From the ripples being felt at the very highest level at great clubs such as Unicaja where the normally bouncing and packed Martin Carpena is now regularly half-full, to the Liga Femenina which has been badly hit and not least with EuroLeague Women champions Ros Casares now defunct.
The fact that many clubs are still, or have previously been underpinned by construction companies and banks is a big issue for obvious reasons and still evolving.Add to this, the double whammy of the well running dry for many municipal authorities who are being tarnished by stories of vast overspending on projects and fanciful white elephants (including an airport which was built but the money to operate it couldn’t be found) and times could get even tougher for Spanish basketball.
It was particularly interesting that Mr Saez spoke of the need for a more community minded approach and for a strengthening of partnerships between private and public organisations.

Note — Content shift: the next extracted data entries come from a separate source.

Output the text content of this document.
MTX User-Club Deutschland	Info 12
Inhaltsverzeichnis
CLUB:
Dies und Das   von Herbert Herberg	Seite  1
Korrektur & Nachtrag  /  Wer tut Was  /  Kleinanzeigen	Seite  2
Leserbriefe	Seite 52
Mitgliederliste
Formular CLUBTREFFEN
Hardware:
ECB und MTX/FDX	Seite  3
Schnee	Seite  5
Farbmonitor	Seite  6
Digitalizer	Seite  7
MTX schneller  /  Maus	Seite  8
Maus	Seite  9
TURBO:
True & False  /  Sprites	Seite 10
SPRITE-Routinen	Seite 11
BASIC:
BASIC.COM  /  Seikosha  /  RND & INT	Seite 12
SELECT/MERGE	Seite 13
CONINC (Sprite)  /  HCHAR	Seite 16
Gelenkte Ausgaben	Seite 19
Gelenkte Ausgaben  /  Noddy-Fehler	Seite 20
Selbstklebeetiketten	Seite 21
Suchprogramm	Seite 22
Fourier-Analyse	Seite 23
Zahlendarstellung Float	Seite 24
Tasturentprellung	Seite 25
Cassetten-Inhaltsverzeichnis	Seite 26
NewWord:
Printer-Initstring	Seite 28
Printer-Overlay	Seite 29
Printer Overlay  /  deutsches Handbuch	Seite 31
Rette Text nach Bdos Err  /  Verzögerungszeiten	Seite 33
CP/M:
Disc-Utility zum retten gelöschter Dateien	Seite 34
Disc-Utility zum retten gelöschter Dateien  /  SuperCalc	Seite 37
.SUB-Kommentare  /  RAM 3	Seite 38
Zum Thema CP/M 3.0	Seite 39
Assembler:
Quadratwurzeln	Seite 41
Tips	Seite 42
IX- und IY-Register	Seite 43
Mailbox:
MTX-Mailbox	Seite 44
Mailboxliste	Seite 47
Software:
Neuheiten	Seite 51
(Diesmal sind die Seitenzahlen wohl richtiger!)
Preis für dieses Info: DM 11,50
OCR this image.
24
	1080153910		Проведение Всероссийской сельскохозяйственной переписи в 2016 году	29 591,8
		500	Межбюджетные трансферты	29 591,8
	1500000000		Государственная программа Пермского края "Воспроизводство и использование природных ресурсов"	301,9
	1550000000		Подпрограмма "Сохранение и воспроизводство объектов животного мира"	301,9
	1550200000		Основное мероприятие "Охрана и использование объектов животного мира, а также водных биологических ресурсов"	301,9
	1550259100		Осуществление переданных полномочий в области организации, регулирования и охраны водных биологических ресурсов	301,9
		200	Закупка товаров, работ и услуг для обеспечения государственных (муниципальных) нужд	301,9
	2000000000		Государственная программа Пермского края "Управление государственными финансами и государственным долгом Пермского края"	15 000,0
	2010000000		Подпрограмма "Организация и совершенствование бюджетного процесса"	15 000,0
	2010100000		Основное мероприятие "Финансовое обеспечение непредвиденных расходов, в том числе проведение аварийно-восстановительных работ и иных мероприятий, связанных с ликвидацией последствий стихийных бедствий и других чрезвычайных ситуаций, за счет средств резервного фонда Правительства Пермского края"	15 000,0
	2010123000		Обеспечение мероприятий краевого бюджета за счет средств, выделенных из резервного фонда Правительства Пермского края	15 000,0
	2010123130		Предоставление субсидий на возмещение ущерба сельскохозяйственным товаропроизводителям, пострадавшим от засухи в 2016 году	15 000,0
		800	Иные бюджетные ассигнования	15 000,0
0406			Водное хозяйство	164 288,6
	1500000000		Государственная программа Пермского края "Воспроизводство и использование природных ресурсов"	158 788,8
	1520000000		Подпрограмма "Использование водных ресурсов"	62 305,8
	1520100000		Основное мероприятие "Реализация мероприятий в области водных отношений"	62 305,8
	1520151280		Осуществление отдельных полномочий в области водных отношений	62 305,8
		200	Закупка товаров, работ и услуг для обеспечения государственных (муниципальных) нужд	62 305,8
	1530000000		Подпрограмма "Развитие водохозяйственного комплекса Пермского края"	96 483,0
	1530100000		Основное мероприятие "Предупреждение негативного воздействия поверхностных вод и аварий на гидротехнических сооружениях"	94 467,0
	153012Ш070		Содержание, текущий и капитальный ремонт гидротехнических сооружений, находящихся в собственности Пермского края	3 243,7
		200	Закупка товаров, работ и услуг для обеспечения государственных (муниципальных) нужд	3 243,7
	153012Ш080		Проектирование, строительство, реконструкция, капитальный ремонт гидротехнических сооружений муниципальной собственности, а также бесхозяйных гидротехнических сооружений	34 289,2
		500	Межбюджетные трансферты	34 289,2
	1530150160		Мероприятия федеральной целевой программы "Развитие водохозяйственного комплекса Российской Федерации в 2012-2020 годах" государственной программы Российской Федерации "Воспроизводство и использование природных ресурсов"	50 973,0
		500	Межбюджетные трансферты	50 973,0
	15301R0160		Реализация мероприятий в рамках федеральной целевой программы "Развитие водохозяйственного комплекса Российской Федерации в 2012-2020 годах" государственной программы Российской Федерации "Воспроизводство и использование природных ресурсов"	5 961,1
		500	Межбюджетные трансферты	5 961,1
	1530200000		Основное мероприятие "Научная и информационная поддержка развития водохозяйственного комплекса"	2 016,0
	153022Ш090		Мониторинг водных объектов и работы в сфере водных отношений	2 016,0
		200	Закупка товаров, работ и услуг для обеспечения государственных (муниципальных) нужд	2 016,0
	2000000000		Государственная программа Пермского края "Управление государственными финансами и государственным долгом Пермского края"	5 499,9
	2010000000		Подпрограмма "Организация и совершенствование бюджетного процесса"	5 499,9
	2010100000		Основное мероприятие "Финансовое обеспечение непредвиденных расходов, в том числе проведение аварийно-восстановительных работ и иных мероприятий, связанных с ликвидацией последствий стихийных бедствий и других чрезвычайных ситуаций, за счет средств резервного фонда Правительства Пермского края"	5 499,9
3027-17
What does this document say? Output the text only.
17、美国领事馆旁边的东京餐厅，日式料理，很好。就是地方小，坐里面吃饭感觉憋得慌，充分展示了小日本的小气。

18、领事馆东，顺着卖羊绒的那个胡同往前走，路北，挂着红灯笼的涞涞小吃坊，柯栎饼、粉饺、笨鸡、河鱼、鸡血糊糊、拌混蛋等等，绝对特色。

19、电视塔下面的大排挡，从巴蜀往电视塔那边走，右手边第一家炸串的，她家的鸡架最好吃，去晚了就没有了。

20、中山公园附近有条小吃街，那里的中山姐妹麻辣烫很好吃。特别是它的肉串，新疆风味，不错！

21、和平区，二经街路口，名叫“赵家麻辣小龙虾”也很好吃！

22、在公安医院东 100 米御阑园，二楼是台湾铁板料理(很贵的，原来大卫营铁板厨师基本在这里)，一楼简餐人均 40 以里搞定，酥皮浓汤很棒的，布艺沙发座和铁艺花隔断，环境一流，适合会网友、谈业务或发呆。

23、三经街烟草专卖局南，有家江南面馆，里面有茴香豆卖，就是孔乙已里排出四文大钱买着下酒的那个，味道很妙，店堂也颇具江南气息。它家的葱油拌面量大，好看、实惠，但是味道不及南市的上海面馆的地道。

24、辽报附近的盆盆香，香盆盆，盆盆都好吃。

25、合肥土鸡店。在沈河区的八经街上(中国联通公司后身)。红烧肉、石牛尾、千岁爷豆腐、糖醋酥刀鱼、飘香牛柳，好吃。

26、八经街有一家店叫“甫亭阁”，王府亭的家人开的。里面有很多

I refer to this because it’s important on a day that we receive good news here in the BBL, we appreciate that the landscape is changing across Europe.
Meanwhile here in the UK, (in a vastly more competitive sports market) the BBL and its’ member clubs continue to face similar issues.It’s fascinating to consider that Spanish Basketball (and particularly the ACB rather than Federation) is now facing one of its’ biggest ever challenges – whether it truly has resilience and can turn these threats into opportunities.
Thankfully, the handling of the Cheshire case shows that we can be proud of the response and especially the leadership shown. We should be grateful that they have found the resilience necessary to make a difference.
Everyone will be behind this Phoenix project and I am sure will join me in wishing the club every success.